From: Aidan Dunphy, Product manager, Orchard Information Systems
Sir – Those who have been in housing IT for long enough are probably experiencing a sense of déjà vu as we hear some commentators calling time on integrated housing systems. The 1990s was characterised by RSLs choosing packaged solutions to replace bespoke systems that had become unmanageable, couldn’t be developed or supported; hardly surprising given that they were not software developers by trade and didn’t have the resources to develop and maintain such complex systems. Packaged solutions offered a release from the endless burden of trying to keep the IT system going.
The downside to packaged solutions has been that they don’t exactly meet customers’ expectations out of the box because they were designed to meet the needs of differing organisations with varying requirements.
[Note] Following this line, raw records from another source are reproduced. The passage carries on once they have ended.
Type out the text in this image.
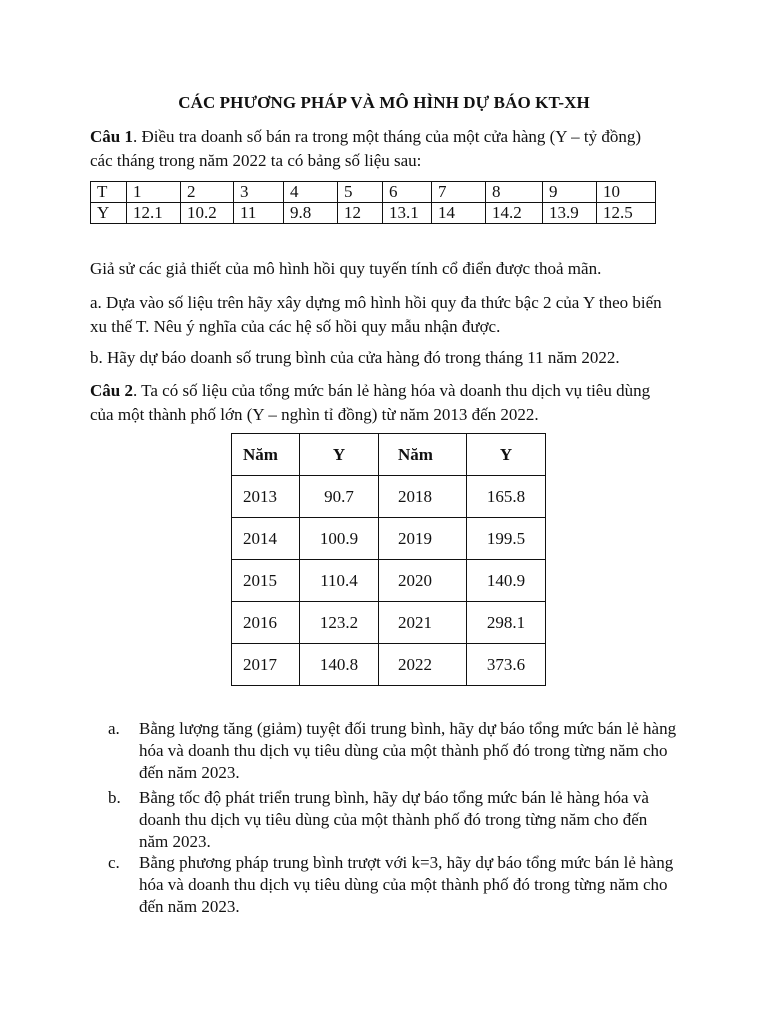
CÁC PHƯƠNG PHÁP VÀ MÔ HÌNH DỰ BÁO KT-XH
Câu 1. Điều tra doanh số bán ra trong một tháng của một cửa hàng (Y – tỷ đồng)
các tháng trong năm 2022 ta có bảng số liệu sau:
T	1	2	3	4	5	6	7	8	9	10
Y	12.1	10.2	11	9.8	12	13.1	14	14.2	13.9	12.5
Giả sử các giả thiết của mô hình hồi quy tuyến tính cổ điển được thoả mãn.
a. Dựa vào số liệu trên hãy xây dựng mô hình hồi quy đa thức bậc 2 của Y theo biến
xu thế T. Nêu ý nghĩa của các hệ số hồi quy mẫu nhận được.
b. Hãy dự báo doanh số trung bình của cửa hàng đó trong tháng 11 năm 2022.
Câu 2. Ta có số liệu của tổng mức bán lẻ hàng hóa và doanh thu dịch vụ tiêu dùng
của một thành phố lớn (Y – nghìn tỉ đồng) từ năm 2013 đến 2022.
Năm	Y	Năm	Y
2013	90.7	2018	165.8
2014	100.9	2019	199.5
2015	110.4	2020	140.9
2016	123.2	2021	298.1
2017	140.8	2022	373.6
a.	Bằng lượng tăng (giảm) tuyệt đối trung bình, hãy dự báo tổng mức bán lẻ hàng
hóa và doanh thu dịch vụ tiêu dùng của một thành phố đó trong từng năm cho
đến năm 2023.
b.	Bằng tốc độ phát triển trung bình, hãy dự báo tổng mức bán lẻ hàng hóa và
doanh thu dịch vụ tiêu dùng của một thành phố đó trong từng năm cho đến
năm 2023.
c.	Bằng phương pháp trung bình trượt với k=3, hãy dự báo tổng mức bán lẻ hàng
hóa và doanh thu dịch vụ tiêu dùng của một thành phố đó trong từng năm cho
đến năm 2023.
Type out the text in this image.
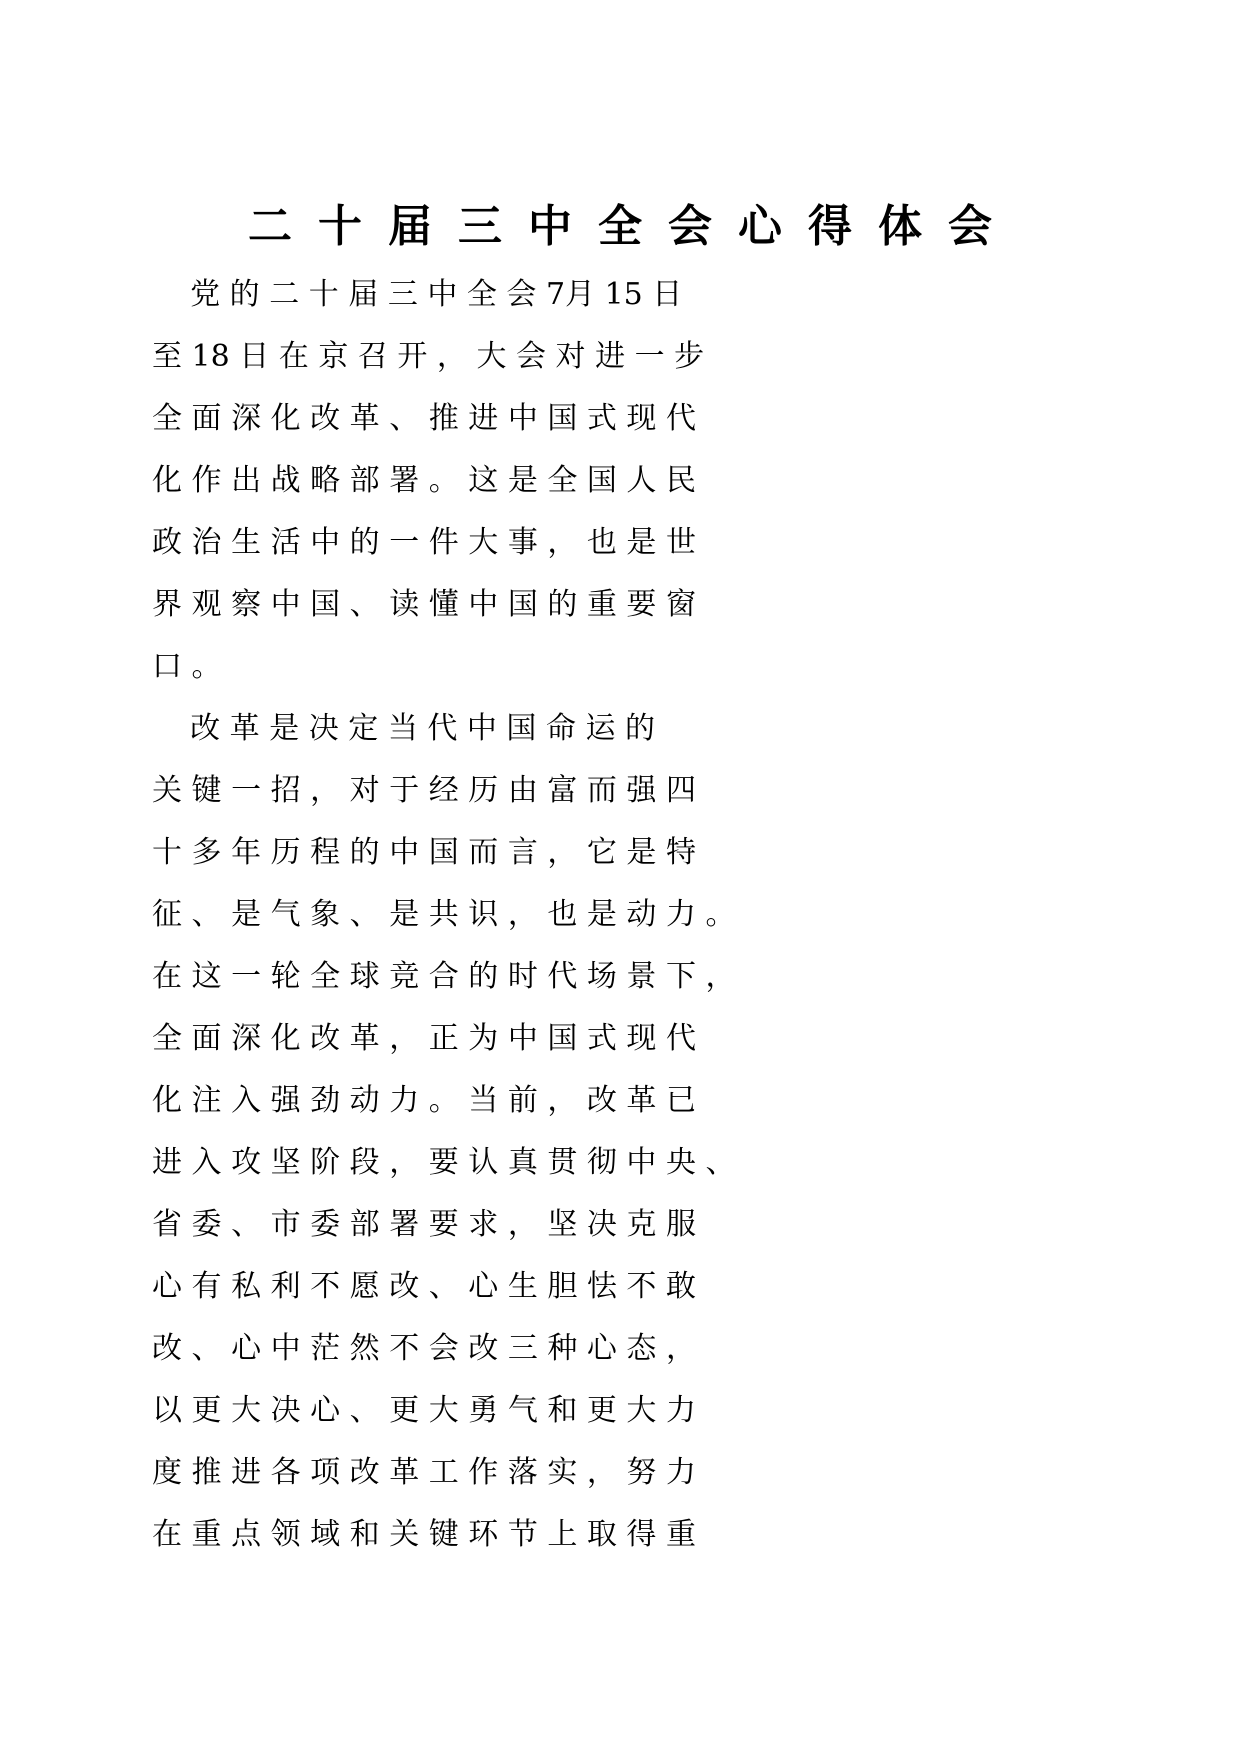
二十届三中全会心得体会
党 的 二 十 届 三 中 全 会 7月 15 日
至 18 日 在 京 召 开 ， 大 会 对 进 一 步
全 面 深 化 改 革 、 推 进 中 国 式 现 代
化 作 出 战 略 部 署 。 这 是 全 国 人 民
政 治 生 活 中 的 一 件 大 事 ， 也 是 世
界 观 察 中 国 、 读 懂 中 国 的 重 要 窗
口 。
改 革 是 决 定 当 代 中 国 命 运 的
关 键 一 招 ， 对 于 经 历 由 富 而 强 四
十 多 年 历 程 的 中 国 而 言 ， 它 是 特
征 、 是 气 象 、 是 共 识 ， 也 是 动 力 。
在 这 一 轮 全 球 竞 合 的 时 代 场 景 下 ，
全 面 深 化 改 革 ， 正 为 中 国 式 现 代
化 注 入 强 劲 动 力 。 当 前 ， 改 革 已
进 入 攻 坚 阶 段 ， 要 认 真 贯 彻 中 央 、
省 委 、 市 委 部 署 要 求 ， 坚 决 克 服
心 有 私 利 不 愿 改 、 心 生 胆 怯 不 敢
改 、 心 中 茫 然 不 会 改 三 种 心 态 ，
以 更 大 决 心 、 更 大 勇 气 和 更 大 力
度 推 进 各 项 改 革 工 作 落 实 ， 努 力
在 重 点 领 域 和 关 键 环 节 上 取 得 重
Also as vendors provided ever more modules, so they became less inclined to integrate with products from other suppliers.
Not all vendors behave this way, and for our part we have always offered the choice of integrated modules, partners or integration as demanded by the business context, all platform-neutral and based on open standards. Furthermore if we can’t provide a feature, our customer can create it using the same tools our developers use.
The same cannot be said of some products lauded as ‘new technology’, and as a technologist it makes me cringe when people describe the notably proprietary Microsoft as a ‘standard’. Taking the long view, how many organisations that have ended up locked into Microsoft’s ecosystem will regret their choices when the licence hikes start to bite?
The true benefit of an IHMS is not fewer technologies, it’s avoiding duplication and disconnection of data and process, which will be familiar to anyone who has witnessed suppliers arguing over a failed interface or wondered why their outsourced maintenance contractor reports 99 per cent satisfaction despite obvious problems with delivery.
Organisations demand high quality solutions and our challenge is to sell our products on their own merits, not because of lock-in. The suggestion that critical business systems should be reinvented in Microsoft SharePoint or Dynamics might generate lucrative work for consultants but it is dangerously misleading and misses the point – it’s not the technology that counts, it’s your supplier’s attitude.